Sem se fazer anunciar, um dia destes, montou a sua banca no Parque da Nossa Senhora do Bom Despacho e, para quem o quis ouvir, foi contando os seus muitos causos, em rima, e vendendo os seus folhetos a euro e meio cada um.
Não está muito longe para mim a memória dessa literatura. Lembro-me bem de encontrar pelas feiras da minha infância, gente a declamar e até a cantar, em tom condoído, impressionantes casos de faca e alguidar, que muito me arrepiavam, tanta a maldade que ía pelo mundo.

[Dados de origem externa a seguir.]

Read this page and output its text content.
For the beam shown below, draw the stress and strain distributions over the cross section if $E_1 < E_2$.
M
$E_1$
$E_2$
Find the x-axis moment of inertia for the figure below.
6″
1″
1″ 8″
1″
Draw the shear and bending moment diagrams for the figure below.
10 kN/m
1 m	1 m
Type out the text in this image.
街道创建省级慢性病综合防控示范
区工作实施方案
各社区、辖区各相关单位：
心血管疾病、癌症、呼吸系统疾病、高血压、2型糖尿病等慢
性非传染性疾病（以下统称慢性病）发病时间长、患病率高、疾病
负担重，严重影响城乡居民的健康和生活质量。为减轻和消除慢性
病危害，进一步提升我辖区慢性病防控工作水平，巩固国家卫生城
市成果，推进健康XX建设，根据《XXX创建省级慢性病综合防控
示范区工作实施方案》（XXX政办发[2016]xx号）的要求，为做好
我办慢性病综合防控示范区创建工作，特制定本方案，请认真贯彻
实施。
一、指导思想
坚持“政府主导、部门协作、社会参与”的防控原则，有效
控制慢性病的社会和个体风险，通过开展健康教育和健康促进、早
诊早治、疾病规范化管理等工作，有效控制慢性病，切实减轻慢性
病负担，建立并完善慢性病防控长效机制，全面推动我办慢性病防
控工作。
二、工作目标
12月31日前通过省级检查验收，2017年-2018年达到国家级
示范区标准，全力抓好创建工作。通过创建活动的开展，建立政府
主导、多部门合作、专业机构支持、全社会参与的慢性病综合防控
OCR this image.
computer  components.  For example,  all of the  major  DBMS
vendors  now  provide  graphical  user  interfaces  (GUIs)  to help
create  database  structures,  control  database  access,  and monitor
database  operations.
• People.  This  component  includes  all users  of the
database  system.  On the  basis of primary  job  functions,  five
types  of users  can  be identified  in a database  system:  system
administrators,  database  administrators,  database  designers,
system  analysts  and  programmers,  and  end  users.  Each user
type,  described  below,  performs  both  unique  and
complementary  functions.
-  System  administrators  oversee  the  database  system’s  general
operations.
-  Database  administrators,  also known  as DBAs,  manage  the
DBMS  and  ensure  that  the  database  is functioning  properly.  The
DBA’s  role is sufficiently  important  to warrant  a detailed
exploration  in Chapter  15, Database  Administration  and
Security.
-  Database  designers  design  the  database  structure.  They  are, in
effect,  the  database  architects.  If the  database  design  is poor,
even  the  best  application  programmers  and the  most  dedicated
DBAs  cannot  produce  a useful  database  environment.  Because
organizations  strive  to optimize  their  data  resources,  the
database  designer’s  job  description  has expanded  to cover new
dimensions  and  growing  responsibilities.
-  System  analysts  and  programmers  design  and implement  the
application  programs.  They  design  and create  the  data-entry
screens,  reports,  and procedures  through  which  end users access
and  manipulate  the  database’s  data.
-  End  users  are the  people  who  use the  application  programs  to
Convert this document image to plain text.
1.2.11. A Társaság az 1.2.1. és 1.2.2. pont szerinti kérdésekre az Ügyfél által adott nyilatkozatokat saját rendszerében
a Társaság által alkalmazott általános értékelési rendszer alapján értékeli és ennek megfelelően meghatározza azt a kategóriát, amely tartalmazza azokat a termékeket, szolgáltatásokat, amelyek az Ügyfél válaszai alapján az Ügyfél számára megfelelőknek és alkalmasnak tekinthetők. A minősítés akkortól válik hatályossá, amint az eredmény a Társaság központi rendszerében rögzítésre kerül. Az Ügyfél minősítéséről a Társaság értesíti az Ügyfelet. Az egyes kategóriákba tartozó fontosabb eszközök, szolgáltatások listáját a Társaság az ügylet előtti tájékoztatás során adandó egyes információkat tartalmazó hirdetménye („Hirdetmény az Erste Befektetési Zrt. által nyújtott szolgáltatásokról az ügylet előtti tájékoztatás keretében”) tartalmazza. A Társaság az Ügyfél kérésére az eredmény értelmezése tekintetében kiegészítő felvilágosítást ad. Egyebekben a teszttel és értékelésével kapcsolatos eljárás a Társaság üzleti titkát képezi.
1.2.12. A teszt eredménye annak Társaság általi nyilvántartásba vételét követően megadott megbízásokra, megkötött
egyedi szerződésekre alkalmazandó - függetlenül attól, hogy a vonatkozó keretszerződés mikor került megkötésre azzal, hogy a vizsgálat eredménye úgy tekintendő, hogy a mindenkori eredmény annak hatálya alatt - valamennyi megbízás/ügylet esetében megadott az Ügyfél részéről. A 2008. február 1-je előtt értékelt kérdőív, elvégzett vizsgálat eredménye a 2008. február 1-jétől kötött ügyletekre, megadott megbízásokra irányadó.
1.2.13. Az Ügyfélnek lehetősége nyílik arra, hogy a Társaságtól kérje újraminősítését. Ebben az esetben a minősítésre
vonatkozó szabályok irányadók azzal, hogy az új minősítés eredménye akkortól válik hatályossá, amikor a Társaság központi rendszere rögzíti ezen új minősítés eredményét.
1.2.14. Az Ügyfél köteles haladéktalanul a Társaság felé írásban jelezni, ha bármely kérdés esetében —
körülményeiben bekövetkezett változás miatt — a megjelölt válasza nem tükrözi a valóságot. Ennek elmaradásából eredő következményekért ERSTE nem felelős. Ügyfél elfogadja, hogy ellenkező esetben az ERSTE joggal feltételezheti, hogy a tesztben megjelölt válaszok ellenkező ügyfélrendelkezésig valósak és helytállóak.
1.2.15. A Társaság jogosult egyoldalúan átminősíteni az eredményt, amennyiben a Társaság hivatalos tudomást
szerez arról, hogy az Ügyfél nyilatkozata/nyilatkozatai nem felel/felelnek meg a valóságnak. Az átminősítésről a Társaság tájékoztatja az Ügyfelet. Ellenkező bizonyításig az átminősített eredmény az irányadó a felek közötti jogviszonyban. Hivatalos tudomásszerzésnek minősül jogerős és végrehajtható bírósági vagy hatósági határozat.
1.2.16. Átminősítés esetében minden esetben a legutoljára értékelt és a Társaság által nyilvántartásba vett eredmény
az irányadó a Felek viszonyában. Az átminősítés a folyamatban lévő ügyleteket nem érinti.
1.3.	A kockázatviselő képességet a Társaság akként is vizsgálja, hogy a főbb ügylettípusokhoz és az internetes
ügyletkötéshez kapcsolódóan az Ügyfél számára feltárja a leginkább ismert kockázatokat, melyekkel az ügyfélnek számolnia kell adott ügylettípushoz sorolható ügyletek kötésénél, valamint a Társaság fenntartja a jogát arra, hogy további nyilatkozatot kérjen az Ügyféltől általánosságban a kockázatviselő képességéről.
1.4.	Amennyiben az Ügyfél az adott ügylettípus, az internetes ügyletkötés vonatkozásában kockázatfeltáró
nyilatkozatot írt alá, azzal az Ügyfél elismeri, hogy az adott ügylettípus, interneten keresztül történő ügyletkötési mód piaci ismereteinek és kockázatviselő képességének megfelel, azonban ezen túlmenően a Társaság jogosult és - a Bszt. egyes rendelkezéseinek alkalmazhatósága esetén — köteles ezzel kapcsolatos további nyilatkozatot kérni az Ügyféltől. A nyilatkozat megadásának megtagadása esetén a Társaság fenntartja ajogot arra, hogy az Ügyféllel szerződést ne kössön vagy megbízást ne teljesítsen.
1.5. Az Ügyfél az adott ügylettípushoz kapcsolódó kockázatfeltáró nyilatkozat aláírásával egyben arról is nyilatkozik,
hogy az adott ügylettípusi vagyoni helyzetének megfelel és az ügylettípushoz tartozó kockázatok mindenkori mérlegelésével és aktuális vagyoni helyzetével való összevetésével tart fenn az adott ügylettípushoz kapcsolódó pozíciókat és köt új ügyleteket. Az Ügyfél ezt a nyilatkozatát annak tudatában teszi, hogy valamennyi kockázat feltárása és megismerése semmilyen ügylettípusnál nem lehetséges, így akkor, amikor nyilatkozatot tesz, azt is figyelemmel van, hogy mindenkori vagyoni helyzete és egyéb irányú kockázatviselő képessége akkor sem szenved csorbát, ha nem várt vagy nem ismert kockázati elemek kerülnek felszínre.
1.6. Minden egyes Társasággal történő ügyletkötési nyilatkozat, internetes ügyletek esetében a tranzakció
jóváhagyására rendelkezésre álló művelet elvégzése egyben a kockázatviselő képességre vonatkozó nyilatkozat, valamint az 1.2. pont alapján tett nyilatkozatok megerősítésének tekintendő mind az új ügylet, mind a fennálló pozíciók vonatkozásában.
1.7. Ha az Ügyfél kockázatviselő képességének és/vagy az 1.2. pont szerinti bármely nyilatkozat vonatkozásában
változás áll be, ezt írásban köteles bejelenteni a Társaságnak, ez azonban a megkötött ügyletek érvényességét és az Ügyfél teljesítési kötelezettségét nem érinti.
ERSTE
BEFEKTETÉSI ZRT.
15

Tenho até, bem presente na memória a figura alta e muito elegante de um cego que acompanhado pela sua guitarra portuguesa, muito escavacada, periodicamente passava pela minha rua a cantar uns versos que vendia em folhetos amarelados, retratando, quase sempre, impressionantes cenas de facadas à falsa fé, sucedidas no Cartaxo ou outra terra de lonjura semelhante, e sobre a desdita de mulheres assim deixadas viúvas com filhos pequenos de colo, sem ninguém no mundo que lhes valesse.
Isto para não falar dos pasquins, ferramenta pela qual a Moral vigente da comunidade, sob anonimato, está bom de ver, zurzia os costumes dos mais travessos ao cumprimento do dogma. O mesmo é dizer que era em verso que se ficava a saber quem andava metido com quem.